What if your doctor’s office changed the sign on the door, and nothing else about it, except the price of care suddenly doubled? You’d be in the strange new world of cancer treatment.
Insurance companies are reducing reimbursements to oncologists, and the drugs they use for treatment are increasingly expensive. The only way many of these doctors can continue to treat their cancer patients is to sell their practices to a hospital system. But that doesn’t mean cancer treatment is business as usual – it means the same treatment is more expensive.
A story last week in the New York Times told the stories of oncologists who said they were forced into selling their practices because they couldn’t maintain a viable business receiving lower fees while the drugs they buy and sell to patients cost more.
The paper cites figures provided by the Community Oncology Alliance Practices, an advocacy outfit. Since 2008, of the nation’s 1,447 independent oncology practices, 544 were purchased by or entered contractual relationships with hospitals, 313 closed and 395 reported being in financial distress.
When cancer patients move from private to hospital care, “Because of quirks in the payment system,” The Times said, “patients and their insurers pay hospitals and their doctors about twice what they pay independent oncologists for administering cancer treatments.”
Dr. Barry Brooks, one source for The Times story who practices privately in Dallas, explained what’s happening in oncology like this: “Say there was a Costco that had very good things at reasonable prices. Then a Neiman Marcus comes in and changes the sign on the door and starts billing twice as much for the same things.”

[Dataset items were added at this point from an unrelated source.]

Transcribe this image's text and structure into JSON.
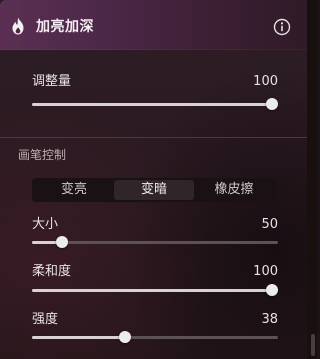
{
  "header": {
    "title": "加亮加深",
    "icon": "flame-icon",
    "info_icon": "info-icon"
  },
  "adjustment": {
    "label": "调整量",
    "value": "100",
    "fraction": 1.0
  },
  "brush_section": {
    "title": "画笔控制",
    "tabs": [
      {
        "label": "变亮",
        "active": false
      },
      {
        "label": "变暗",
        "active": true
      },
      {
        "label": "橡皮擦",
        "active": false
      }
    ]
  },
  "size": {
    "label": "大小",
    "value": "50",
    "fraction": 0.12
  },
  "softness": {
    "label": "柔和度",
    "value": "100",
    "fraction": 1.0
  },
  "strength": {
    "label": "强度",
    "value": "38",
    "fraction": 0.38
  },
  "colors": {
    "accent_header": "#5a2f53",
    "track": "#5c5156",
    "fill": "#d8d2d5",
    "thumb": "#ececec"
  }
}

The Times said cancer treatment is different from that of other diseases because of unique systems of reimbursement that include what drugs patients may get, and where they’re treated. As we wrote in our, “Calling Out the Corruption in Medical Care,” such systems invite conflicts of interest and put doctors in the position of making treatment decisions based not on what’s best for an individual patient, but on whether and how much he or she will be reimbursed.
Some observers say the Affordable Care Act (ACA) has accelerated private practice sales to hospitals because many people bought relatively spare Obamacare insurance plans that don’t cover the expensive cancer care they need. So doctors, who buy cancer drugs in advance, face budget problems when their patients can’t pay, and the overhead is crushing.
Doctors in private practice often send uninsured and Medicare patients to hospitals for their chemotherapy, and keep them as patients for office visits. As one such practitioner said to The Times, “The disgrace is that we have to treat people differently depending on how much money they’ve got. That we do diminishes me.”
Unlike other doctors, oncologists maintain a wide stock of drugs in their offices, and if the patient requiring one dies or can’t pay, the doctor takes the loss. “That used to be acceptable because insurers paid doctors at least twice the wholesale price of drugs,” The Times explained. “Now doctors are reimbursed for the average cost of the drug plus 4.3%, there are more and more drugs to stock, and drugs cost more.”
For private practitioners, the sale of chemotherapy drugs no longer generates impressive income, but it does for hospitals. They get higher reimbursement for administering drugs, deeper discounts for buying large quantities and many take advantage of the federal program that compensates research hospitals and hospitals serving poor people.
The ACA also requires documentation of efficiencies in medical care that some private practice doctors find onerous and time consuming. If they consolidate with a hospital, the drug purchases and paperwork are someone else’s problem.
Medical centers, of course, tout the advantages of this changing business model. An executive with the American Hospital Association told The Times that patients get tests such as CT scans and MRIs, lab work and pharmacy services all in one place. The convenience, and the facilities’ 24-hour care for everybody, including uninsured and underinsured people, justify the higher fees, he said.
Hospitals really want cancer patients, of course, because they use lots of hospital services. They generate a lot of revenue. But as these patients move from private suite to large medical center, the treatment is less personal and often less efficient. As The Times stated bleakly, “The private practice oncologist is becoming a vanishing breed, driven away by the changing economics of cancer medicine.”